As for Macy’s, I’m sorry to see them lose out to Amazon or other internet dealers. I may be one of the few people who has never ordered from Amazon.com. In fact, I rarely order anything from the internet. I hesitate to type in my one and only credit card number into a website, fearing some hacker in a far away land will steal it. I try to pay in cash. I know, who pays in cash these days. Yes, I do. I’m on a budget so I save for what I need. Reliance on a disability check forces me to be thrifty.
After reading this, you may think I abhor technology. Not at all. I have a Facebook account. I use Twitter now and then. I love my laptop. But I prefer shopping at the mall or at festivals. I love reading real books. Due to financial constraints, I get most of my books from the public library or from second hand shops. Yes, I have a cell phone. No, I cannot afford Apple products. They’re out of my price range. I recognize the good and bad of technology. It’s helped bring people around the world together for worthy causes. Unwanted dogs and cats find new homes much faster. On the other hand, the internet serves as a mouth piece to spread the hatred and venom of presidential candidate Donald Trump and his crass, bigoted following. Totally unreliable and false news reports spread like wild fire and are taken as credible. Children are so addicted to technology they rarely go outside to play games or interact with neighborhood children. There’s been a spike in obesity. And I consider it rude when I’m having a conversation with someone who sends a text message or sudden takes a selfie? What happened to common courtesy?

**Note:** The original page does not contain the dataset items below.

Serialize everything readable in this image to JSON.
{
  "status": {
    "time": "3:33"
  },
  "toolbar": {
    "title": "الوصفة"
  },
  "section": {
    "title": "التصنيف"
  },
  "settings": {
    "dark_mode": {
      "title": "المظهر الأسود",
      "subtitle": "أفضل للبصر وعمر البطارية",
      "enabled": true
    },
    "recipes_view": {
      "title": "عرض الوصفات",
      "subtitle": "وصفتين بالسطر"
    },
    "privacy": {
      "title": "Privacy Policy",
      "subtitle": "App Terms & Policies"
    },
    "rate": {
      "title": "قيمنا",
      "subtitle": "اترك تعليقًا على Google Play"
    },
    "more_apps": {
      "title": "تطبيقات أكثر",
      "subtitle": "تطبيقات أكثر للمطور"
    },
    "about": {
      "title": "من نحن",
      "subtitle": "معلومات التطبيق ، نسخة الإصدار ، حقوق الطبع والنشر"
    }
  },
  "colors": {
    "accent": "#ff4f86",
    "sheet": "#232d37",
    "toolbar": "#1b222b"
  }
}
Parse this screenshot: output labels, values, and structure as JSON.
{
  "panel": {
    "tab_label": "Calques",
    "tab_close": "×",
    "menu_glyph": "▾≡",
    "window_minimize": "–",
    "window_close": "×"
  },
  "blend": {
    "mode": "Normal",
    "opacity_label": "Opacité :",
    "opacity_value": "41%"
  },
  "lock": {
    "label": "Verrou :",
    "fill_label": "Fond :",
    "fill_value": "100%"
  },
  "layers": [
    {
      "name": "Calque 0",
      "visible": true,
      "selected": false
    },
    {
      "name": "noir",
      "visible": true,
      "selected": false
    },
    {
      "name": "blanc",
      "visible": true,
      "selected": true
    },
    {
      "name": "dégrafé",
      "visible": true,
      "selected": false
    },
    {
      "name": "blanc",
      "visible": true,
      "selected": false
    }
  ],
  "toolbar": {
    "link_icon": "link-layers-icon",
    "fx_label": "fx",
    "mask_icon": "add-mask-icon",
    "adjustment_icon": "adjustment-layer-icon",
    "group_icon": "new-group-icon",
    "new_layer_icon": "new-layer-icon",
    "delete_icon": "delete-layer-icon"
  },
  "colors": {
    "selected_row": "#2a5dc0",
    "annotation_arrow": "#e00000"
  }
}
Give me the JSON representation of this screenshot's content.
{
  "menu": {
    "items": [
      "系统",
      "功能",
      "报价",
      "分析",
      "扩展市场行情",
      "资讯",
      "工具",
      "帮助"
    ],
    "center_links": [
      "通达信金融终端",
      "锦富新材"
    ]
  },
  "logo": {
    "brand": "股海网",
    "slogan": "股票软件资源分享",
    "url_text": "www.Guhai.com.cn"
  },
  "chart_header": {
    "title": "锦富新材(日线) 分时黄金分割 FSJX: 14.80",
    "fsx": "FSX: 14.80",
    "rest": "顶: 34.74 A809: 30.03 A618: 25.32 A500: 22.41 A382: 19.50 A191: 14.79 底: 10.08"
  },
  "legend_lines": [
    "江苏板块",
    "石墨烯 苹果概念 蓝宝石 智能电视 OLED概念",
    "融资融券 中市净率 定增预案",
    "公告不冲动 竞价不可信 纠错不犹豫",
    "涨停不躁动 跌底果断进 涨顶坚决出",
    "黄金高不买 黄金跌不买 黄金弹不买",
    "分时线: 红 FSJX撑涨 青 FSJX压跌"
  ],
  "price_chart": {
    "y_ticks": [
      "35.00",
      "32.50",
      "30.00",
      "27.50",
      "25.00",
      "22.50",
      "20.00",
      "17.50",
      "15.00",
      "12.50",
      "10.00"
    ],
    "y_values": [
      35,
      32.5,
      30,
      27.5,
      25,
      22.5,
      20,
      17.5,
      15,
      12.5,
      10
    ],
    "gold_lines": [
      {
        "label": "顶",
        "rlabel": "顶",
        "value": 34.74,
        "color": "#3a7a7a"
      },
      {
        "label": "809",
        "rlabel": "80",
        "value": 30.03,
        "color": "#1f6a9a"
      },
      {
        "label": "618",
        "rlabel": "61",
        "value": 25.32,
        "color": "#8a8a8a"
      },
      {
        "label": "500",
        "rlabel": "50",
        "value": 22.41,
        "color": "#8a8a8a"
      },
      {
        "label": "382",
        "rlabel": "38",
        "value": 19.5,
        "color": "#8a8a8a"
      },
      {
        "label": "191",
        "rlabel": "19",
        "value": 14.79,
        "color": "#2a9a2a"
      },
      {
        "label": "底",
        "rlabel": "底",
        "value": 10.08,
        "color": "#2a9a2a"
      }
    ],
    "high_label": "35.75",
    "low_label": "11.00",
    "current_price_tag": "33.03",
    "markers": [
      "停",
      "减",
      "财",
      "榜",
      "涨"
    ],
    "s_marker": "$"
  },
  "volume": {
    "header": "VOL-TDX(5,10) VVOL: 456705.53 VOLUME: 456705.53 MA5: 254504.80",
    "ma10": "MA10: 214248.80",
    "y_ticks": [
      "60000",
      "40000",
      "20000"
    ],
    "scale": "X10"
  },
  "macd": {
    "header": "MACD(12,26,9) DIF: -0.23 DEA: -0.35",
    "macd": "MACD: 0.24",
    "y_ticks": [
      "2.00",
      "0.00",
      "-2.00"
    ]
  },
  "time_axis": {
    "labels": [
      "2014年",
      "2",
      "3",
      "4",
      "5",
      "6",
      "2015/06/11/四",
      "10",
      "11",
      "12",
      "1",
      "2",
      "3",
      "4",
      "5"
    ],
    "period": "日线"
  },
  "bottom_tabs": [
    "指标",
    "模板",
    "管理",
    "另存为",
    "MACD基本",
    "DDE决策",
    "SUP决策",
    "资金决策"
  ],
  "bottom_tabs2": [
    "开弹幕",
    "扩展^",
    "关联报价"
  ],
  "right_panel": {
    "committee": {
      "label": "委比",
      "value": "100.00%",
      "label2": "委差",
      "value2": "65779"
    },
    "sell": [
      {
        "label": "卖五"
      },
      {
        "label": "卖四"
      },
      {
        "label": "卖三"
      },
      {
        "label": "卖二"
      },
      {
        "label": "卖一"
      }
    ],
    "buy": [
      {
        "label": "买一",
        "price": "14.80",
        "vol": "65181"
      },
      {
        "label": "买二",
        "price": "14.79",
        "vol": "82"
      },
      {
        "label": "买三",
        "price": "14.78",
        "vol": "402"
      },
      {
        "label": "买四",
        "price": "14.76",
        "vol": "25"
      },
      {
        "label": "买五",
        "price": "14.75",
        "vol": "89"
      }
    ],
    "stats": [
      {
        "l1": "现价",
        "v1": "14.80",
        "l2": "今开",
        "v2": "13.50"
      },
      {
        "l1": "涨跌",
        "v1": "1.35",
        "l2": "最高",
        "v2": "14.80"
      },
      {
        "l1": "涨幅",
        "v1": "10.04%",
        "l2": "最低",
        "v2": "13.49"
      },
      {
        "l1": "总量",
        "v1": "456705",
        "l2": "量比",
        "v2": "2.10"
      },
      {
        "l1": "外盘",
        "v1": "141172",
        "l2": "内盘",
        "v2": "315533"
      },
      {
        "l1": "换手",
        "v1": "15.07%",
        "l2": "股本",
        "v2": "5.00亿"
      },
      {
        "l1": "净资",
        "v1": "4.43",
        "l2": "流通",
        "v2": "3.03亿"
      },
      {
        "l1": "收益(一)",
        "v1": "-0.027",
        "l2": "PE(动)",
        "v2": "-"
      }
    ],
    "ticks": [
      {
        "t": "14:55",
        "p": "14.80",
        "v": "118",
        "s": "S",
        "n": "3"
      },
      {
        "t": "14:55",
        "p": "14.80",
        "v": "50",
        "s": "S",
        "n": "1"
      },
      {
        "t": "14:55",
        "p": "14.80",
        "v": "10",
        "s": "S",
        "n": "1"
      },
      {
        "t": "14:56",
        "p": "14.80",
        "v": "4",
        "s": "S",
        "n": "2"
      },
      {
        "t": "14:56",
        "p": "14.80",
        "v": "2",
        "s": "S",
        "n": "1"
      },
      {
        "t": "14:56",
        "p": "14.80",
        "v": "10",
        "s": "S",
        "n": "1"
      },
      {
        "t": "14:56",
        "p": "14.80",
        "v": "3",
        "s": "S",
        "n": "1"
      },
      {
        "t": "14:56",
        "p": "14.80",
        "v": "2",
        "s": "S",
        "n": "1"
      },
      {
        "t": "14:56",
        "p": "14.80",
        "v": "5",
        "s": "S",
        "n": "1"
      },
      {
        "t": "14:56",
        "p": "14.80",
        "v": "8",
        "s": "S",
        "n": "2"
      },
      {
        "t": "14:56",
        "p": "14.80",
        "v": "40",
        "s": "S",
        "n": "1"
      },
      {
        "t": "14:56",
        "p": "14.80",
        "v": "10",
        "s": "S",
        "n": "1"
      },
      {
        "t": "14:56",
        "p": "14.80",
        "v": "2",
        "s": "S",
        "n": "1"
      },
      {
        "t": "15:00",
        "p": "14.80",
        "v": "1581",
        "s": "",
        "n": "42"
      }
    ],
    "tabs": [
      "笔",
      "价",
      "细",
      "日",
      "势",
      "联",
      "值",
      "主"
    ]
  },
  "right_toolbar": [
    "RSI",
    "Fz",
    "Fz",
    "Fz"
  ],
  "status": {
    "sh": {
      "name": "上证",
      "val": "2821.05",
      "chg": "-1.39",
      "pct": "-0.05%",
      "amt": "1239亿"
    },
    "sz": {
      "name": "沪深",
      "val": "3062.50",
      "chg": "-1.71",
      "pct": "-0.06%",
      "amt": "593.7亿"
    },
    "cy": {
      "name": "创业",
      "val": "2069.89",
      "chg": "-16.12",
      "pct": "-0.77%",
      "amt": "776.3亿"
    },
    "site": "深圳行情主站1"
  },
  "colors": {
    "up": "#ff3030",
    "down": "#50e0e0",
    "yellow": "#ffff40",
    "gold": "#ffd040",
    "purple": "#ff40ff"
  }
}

I’m glad to be old. I surely don’t want to live in a world without books. Department stores may end up closing. Cities and towns will be stuck with dozens of empty big box stores, wondering what to do with them. They can be huge eyesores. I refuse to live in a world without public libraries or book stores. I hope my time comes before then. As for Macy’s I hope they survive. At least I can browse around the aisles at Macy’s. I can’t do that at Amazon.com. You didn’t ask but I’m not fond of on-line education either. A computer cannot take the place of walking to school with your friends. A computer cannot replace eating lunch with your classmates or playing tag in the school yard. A computer cannot take the place of laughing or crying with your high school friends. Am I biased about on line education? Sure, but I am blessed with many fond memories of attending school before guns and bullies ruined the educational experience. I’m sorry that in today’s world home school may be the only option because parents don’t teach their children to act right or the proliferation of guns makes it unsafe for children to acquire an education
Don’t let technology take away the ability to be human. A smart phone can perform many functions but it can’t love you.